Your chicks should spend the first six weeks of their lives in a brooder. This mini-coop provides all the warmth, shelter and safety that would otherwise be provided by a mother hen. Each chick should have at least one square foot of space. Overcrowding may lead to issues such as pecking and even chick cannibalism. Other necessary accessories include a feeder, a waterer, a heat lamp to keep the temperature hovering around 95 degrees, and a few inches of pine shavings to cushion the coop’s bottom. Around six weeks of age, feathers will replace the birds’ baby fluff and they will be ready to transition into a permanent chicken coop. Most common sources of Polish chicken facts state that though some raise Polish birds together with other breeds successfully, they generally do best in pure Polish flocks.
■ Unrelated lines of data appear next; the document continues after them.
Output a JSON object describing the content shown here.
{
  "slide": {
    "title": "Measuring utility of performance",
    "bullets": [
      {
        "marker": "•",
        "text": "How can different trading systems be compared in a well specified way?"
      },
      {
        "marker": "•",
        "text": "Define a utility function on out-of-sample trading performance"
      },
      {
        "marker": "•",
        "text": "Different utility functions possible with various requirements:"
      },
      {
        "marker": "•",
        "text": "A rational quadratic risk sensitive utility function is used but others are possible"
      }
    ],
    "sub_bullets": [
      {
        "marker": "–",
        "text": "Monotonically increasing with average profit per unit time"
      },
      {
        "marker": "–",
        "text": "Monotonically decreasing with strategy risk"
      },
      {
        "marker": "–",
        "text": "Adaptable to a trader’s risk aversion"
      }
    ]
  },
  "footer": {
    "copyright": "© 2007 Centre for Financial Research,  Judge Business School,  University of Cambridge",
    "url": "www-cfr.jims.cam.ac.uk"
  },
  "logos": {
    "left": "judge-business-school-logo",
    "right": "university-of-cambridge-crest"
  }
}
One of the first steps in preparing for any feathered addition to your family is selected the right coop. Because of these birds’ timid nature, it is particularly important to house them in a coup that offers features such as nesting boxes which will increase their overall sense of safety in their new home. Approximately two feet of space should be provided for each bird. Polish chickens do not handle cold weather well, so their home should offer enough insulation to keep them warm during the chilliest months of the year. Consider springing for extra features such as removable siding to ease coop cleaning and wheels for portability to personalize your chicken raising experience to your needs.
Whether you choose to erect a coop with all the bells and whistles or a model designed for simplicity and overall user experience, the important thing is providing a proper home for your new birds. Raising Polish Chickens is a rich, rewarding experience for children and adults alike.